I made Maverick help me look — his little brother was still sitting exactly where I’d left him, with a mixing bowl in his lap in case he needed to throw up again — and we couldn’t find it anywhere. I asked her again where the battery was and she said, this time more emphatically, “IT’S IN MY TUMMY.”
I called 911.
The nice lady on the other end of the line said yes, my child definitely needed to go to the E.R. I told her to send an ambulance, because I didn’t know which one of my family members I would be able to get in touch with, and I was home alone with the kids … one of whom was projectile vomiting.
The next 20 minutes were a blur of frantic phone calls and adults arriving to help — first, my dad, followed by my in-laws, and finally, the ambulance.
The EMT’s acted like they had ALL THE TIME IN THE WORLD, meandering slowly up to my house and into my kitchen. I mean, I understand that a child swallowing a battery is not as emergent, as, say, a child who fell in glass. Because that has also happened in our house, a few years ago. But still — to me, this was emergent.
They slowly nodded their heads and said yes, she needed to go to the hospital to get checked out, but they couldn’t take her. Not because taking her would leave us with an astronomical ambulance bill. Not because they needed to leave and assist someone who was about to bleed to death. Nope. They couldn’t take her to the hospital because they didn’t have a car seat.
I’m going to let that sink in for a moment.
“GET OUT OF MY HOUSE, I’M TAKING HER,” I said. And we left.
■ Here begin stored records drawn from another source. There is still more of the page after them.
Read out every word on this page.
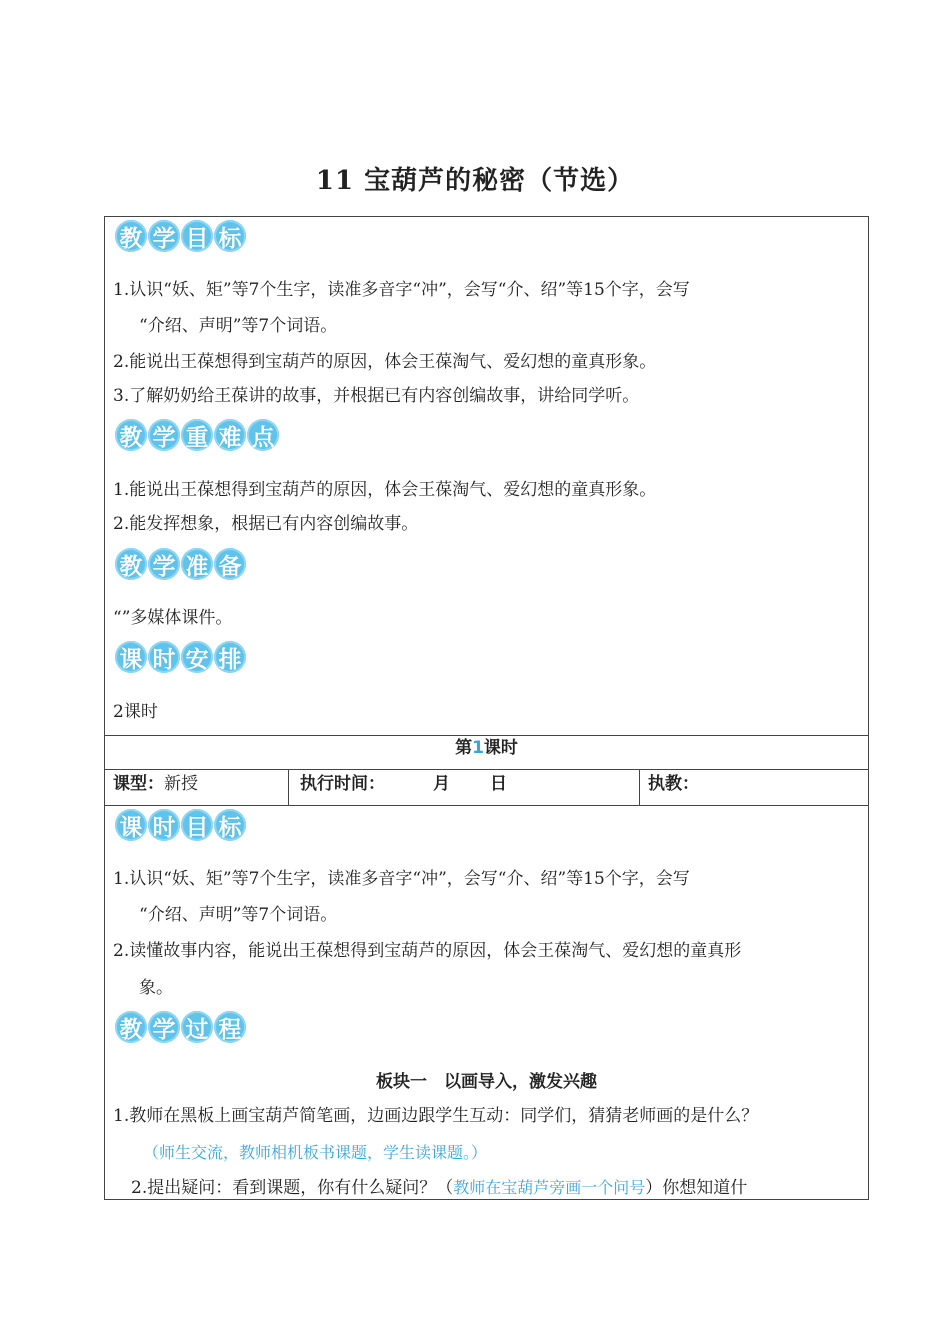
11 宝葫芦的秘密（节选）
教 学 目 标
1.认识“妖、矩”等7个生字，读准多音字“冲”，会写“介、绍”等15个字，会写
“介绍、声明”等7个词语。
2.能说出王葆想得到宝葫芦的原因，体会王葆淘气、爱幻想的童真形象。
3.了解奶奶给王葆讲的故事，并根据已有内容创编故事，讲给同学听。
教 学 重 难 点
1.能说出王葆想得到宝葫芦的原因，体会王葆淘气、爱幻想的童真形象。
2.能发挥想象，根据已有内容创编故事。
教 学 准 备
“”多媒体课件。
课 时 安 排
2课时
第1课时
课型：新授	执行时间：	月 日	执教：
课 时 目 标
1.认识“妖、矩”等7个生字，读准多音字“冲”，会写“介、绍”等15个字，会写
“介绍、声明”等7个词语。
2.读懂故事内容，能说出王葆想得到宝葫芦的原因，体会王葆淘气、爱幻想的童真形
象。
教 学 过 程
板块一　以画导入，激发兴趣
1.教师在黑板上画宝葫芦简笔画，边画边跟学生互动：同学们，猜猜老师画的是什么？
（师生交流，教师相机板书课题，学生读课题。）
2.提出疑问：看到课题，你有什么疑问？（教师在宝葫芦旁画一个问号）你想知道什
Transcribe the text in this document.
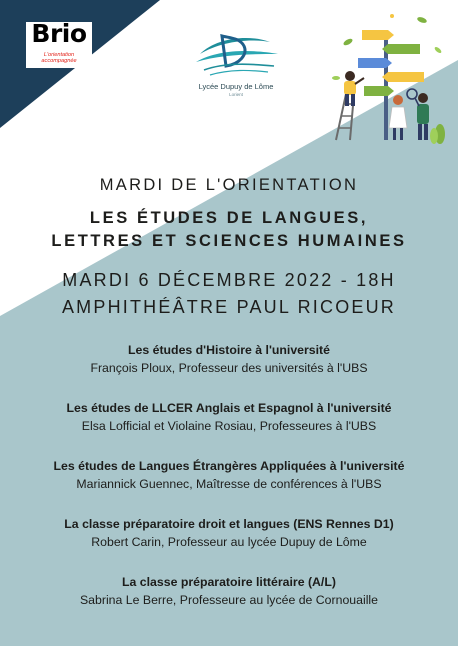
Brio
L'orientation
accompagnée
Lycée Dupuy de Lôme
Lorient
MARDI DE L'ORIENTATION
LES ÉTUDES DE LANGUES,
LETTRES ET SCIENCES HUMAINES
MARDI 6 DÉCEMBRE 2022 - 18H
AMPHITHÉÂTRE PAUL RICOEUR
Les études d'Histoire à l'université
François Ploux, Professeur des universités à l'UBS
Les études de LLCER Anglais et Espagnol à l'université
Elsa Lofficial et Violaine Rosiau, Professeures à l'UBS
Les études de Langues Étrangères Appliquées à l'université
Mariannick Guennec, Maîtresse de conférences à l'UBS
La classe préparatoire droit et langues (ENS Rennes D1)
Robert Carin, Professeur au lycée Dupuy de Lôme
La classe préparatoire littéraire (A/L)
Sabrina Le Berre, Professeure au lycée de Cornouaille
The emergency room was packed. Cell phones were blaring with severe weather warnings and they had us all crammed in the interior of the hospital, away from windows and doors, so there was nowhere to sit and there is no telling what kind of illness we picked up there.
Once we were in a room, the nurse was incredulous: “You think this kid ate a AA battery?” And I said, “THAT’S RIGHT” and tried not to snicker as he had this ridiculous line of questioning with her wherein she repeated everything he said and made him look like a absolute moron.
Nurse: “Hi, there.”
Pepper: (Silent stare.)
Nurse: “What did you do with the battery?”
Pepper: “What did you do with the battery?”
Nurse: “Did you throw the battery away?”
Pepper: “Did you throw the battery away?”
Nurse: “Did you put the battery in your tummy?”
Pepper: “Did you put the battery in your tummy?”
We got an X-ray.
Our toddler did not eat a battery. She was also growing increasingly annoyed with us and with the entire situation. I was past my breaking point and started feeding her half-wrapped candy from the bottom of my purse just to keep her happy until we could get the hell out of there.
We paid $150 to the hospital for their services, marking the THIRD TIME WE HAVE DONE THIS SINCE 2016 BEGAN, and went home.
The tornadoes headed East.
Robbie went back to work.
And I mustered, from the very bottom of the deepest reserves, the energy to uncork a bottle of wine.